Do you remember your puberty? Or the one of your children? This is the time, where the parents get embarrassing – as their model of the world had been successfully assimilated and now it is time to (obnoxiously) question it, i.e. to accommodate to the experiences the children have outside family. And, if you are lucky, they question everything and you have the chance to also accommodate as you are discussing all viewpoints and consequences of behaviors. And there are long discussions. Lucky you! Just use that approach and energy to question your test object. Do not take anything for granted. Enjoy the discourse!

Consequences for Testing Education

Piaget’s approach was the bases for quite some pedagogical research on educating children the right way when they are ready for it. There has been more research after him, but for simplicity let us stuck with him. How do I train a tester to learn exploratory testing? The good news is, you do not have to wait to get older, you can start right away, as you probably are older than 16…! A few viewpoints based on his model:

  • Preserve the joy of learning
    • Encourage the tester to just start with what seems natural (unless her inner child sleeps already)
    • Enjoy assimilation and especially accommodation, there is so much fun in extending context and finding better ones
  • Allow experiences on early stages first and mentor finding out what might be missing
  • It is a good idea to start exploring on a very basic level (“smell, taste, feel, sound”) but then don’t stop with that model
  • Support the tester by giving her aids for classification and abstraction
    • This could be methods to structurally approach a test, heuristics, tours, or other structural approaches to test something
    • I also like to communicate known typical issues, aka the experience of previous testers
  • Help her to break the rules constructively
    • Classifications and experiences are meant for being questioned
    • Learn to be nicely obnoxious, arguing with good reasoning
    • Support your reasoning with whatever it takes, tools, examples, models, …

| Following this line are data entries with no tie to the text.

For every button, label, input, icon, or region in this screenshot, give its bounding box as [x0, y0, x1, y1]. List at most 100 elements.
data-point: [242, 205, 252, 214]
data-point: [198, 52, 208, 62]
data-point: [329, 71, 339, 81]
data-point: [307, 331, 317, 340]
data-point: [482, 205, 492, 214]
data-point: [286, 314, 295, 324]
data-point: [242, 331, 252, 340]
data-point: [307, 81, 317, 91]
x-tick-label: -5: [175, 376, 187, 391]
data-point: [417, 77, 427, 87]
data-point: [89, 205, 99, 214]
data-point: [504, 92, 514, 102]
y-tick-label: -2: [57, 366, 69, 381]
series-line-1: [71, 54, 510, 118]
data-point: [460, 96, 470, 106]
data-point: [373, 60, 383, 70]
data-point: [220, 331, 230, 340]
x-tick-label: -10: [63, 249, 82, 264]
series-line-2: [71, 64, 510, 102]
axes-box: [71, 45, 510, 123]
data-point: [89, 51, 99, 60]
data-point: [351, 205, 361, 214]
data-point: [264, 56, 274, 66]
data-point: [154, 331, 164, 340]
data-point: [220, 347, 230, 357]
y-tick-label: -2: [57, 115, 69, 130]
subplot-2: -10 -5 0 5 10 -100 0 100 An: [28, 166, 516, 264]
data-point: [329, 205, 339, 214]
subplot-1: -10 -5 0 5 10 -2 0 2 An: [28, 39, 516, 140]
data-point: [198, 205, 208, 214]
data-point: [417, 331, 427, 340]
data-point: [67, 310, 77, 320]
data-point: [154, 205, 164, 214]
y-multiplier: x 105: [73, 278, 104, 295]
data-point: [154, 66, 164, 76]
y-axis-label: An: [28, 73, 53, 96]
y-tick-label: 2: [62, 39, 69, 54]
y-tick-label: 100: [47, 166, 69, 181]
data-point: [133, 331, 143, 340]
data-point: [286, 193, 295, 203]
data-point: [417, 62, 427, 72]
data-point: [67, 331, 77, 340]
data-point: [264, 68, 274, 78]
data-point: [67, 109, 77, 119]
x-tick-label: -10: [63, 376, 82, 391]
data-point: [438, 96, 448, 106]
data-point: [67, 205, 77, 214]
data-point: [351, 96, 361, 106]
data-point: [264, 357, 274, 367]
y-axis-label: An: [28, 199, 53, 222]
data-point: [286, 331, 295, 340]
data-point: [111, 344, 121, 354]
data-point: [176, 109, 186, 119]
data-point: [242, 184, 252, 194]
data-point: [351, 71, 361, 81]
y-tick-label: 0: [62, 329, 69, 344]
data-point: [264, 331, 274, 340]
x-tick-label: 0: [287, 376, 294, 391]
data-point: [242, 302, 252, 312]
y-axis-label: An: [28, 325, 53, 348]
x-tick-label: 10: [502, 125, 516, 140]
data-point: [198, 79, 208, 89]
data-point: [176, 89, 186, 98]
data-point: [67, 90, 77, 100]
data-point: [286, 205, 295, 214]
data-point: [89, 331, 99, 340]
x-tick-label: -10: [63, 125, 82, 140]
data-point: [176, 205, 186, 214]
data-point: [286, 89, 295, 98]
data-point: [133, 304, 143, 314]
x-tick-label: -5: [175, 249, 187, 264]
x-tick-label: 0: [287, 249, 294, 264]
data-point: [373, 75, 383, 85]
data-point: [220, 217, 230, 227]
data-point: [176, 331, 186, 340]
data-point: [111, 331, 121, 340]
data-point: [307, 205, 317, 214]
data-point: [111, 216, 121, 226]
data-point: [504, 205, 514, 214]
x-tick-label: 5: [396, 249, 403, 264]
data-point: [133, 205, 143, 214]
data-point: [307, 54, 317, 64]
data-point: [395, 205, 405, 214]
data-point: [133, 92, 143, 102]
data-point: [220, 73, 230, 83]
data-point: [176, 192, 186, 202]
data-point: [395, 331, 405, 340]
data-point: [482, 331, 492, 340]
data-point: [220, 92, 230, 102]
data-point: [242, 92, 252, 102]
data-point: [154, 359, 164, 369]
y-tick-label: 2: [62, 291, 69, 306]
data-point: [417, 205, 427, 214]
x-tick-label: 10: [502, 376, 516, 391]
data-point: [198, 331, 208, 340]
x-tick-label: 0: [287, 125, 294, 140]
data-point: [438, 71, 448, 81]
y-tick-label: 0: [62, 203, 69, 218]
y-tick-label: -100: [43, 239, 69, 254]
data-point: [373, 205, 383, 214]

And there is More We Can Learn From our Natural Born Testers

Apart from all psychology: there are a few more things I observed on my children and their friends. For example…

Have you ever seen them test some piece of furniture (at IKEA they would say MÖBELFAKTA)? They just go on and on and on until it finally breaks of fun is over. Do you have that endurance?

They do not take the same things for granted as we do. Me testing a mobile app with all those theories and approaches I learned vs. a 15year old with the killer instinct of the question “is this app useful?” will result in very different results. Questioning what is being implemented vs. the correct implementation makes quite a big difference in areas, where being a digital native is relevant.

Also, it is extremely dangerous a very good idea to prohibit something, especially when this is involving some tools (parental control software or alike). This way you would lay the best basis for ethical hacking education.